Like The A-Team, Only Without The Talent Or Production Value
Robert I. Hedges | 10/11/2008
(1 out of 5 stars)

""The Firing Line" is one of the worst films to be made in the recent past. Essentially it involves Reb Brown ("Space Mutiny") as an American military advisor on a mission to some fictitious South American country with a rebel problem. Made five years after the Iran-Contra affair, and at a time when the "Rambo" series was extremely popular and profitable, the film may have seemed reasonably topical (though still wretched) at the time: it is now merely another overacted action film.

The film starts by showing Reb Brown picking up Shannon Tweed in a bar. It turns out she's there on business selling "sports equipment" to hotels. (Ponder.) The two of them hit it off, but before long Brown is in trouble, and Tweed gets kidnapped in an attempt to find out information about Brown. The next 80 or so minutes are filled with implausible escapes, lots of gunfire, helicopters, explosions, and Reb Brown yelling "Move!" in the same manner he perfected in the infinitely better (though more comical) "Space Mutiny." Shannon Tweed's assets are largely squandered here, although she does turn in the best performance, and has plenty of time for a relatively immodest swim in the middle of a combat zone. Saying she gives the best performance here should not be confused with an endorsement, however: the scene where she stares slack-jawed at a dead body for several minutes in horror is overwrought enough with pathos to make any reasonable viewer's eyes roll back in their head. For sheer discomfort, watch carefully for the scene in which smarmy Reb and disinterested Shannon run off on a romantic interlude under a waterfall during hostilities.
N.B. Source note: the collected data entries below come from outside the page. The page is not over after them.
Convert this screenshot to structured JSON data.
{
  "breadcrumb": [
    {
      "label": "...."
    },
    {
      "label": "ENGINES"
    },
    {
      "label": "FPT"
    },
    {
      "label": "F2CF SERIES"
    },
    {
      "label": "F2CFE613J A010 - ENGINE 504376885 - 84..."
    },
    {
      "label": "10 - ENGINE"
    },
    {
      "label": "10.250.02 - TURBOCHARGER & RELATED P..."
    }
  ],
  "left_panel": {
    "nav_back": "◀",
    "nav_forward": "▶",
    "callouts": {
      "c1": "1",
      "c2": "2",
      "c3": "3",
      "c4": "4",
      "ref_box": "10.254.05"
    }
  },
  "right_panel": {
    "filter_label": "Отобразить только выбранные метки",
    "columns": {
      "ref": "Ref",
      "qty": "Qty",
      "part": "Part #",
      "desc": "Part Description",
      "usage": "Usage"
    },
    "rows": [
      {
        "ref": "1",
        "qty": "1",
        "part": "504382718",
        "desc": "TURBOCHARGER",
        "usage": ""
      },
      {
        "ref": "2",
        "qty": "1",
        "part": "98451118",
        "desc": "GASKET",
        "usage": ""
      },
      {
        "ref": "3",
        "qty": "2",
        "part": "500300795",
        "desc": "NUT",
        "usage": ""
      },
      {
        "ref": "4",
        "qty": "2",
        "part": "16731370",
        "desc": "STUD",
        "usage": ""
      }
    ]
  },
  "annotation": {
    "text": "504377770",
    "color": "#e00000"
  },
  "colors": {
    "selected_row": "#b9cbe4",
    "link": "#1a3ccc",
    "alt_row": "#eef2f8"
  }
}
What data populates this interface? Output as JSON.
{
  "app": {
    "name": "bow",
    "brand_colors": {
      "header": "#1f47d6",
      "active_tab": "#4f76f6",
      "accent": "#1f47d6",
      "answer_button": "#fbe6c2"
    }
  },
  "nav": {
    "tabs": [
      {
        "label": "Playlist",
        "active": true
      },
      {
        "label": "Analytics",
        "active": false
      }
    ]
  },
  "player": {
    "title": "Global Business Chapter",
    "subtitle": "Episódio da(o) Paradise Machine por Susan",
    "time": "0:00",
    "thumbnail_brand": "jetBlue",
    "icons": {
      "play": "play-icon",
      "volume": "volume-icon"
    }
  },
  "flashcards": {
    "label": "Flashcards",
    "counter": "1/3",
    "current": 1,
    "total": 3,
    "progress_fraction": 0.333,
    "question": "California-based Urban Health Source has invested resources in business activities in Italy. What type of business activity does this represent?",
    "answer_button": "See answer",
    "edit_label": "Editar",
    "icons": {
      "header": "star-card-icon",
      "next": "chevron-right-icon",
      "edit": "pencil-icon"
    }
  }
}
The film has terrible production values, and makes the most of the limited footage they had of helicopters, things blowing up, and people falling down dead. Despite this, the film manages to be abjectly boring. Making it worse is the fact that the soundtrack sounds awful, there are large audio dropouts, and the sound effects frequently don't match the onscreen action. The music is equally annoying, consisting as it does of nearly constant trumpet and drum military fanfare refrains of low quality. After all the running, all the fighting, all the endlessly repeated helicopter footage, the obligatory stuntman on fire for some reason, and Reb Brown yelling "Move!" more times than I want to think about, the movie comes to an abrupt, unfulfilling train-wreck of an ending, which, while welcome, seemed like the filmmakers had simply run out of ideas and money.

"The Firing Line" is in every way a terrible movie. It has no redeeming qualities: it is too awful to be entertaining, and too boring to be funny. Just say no."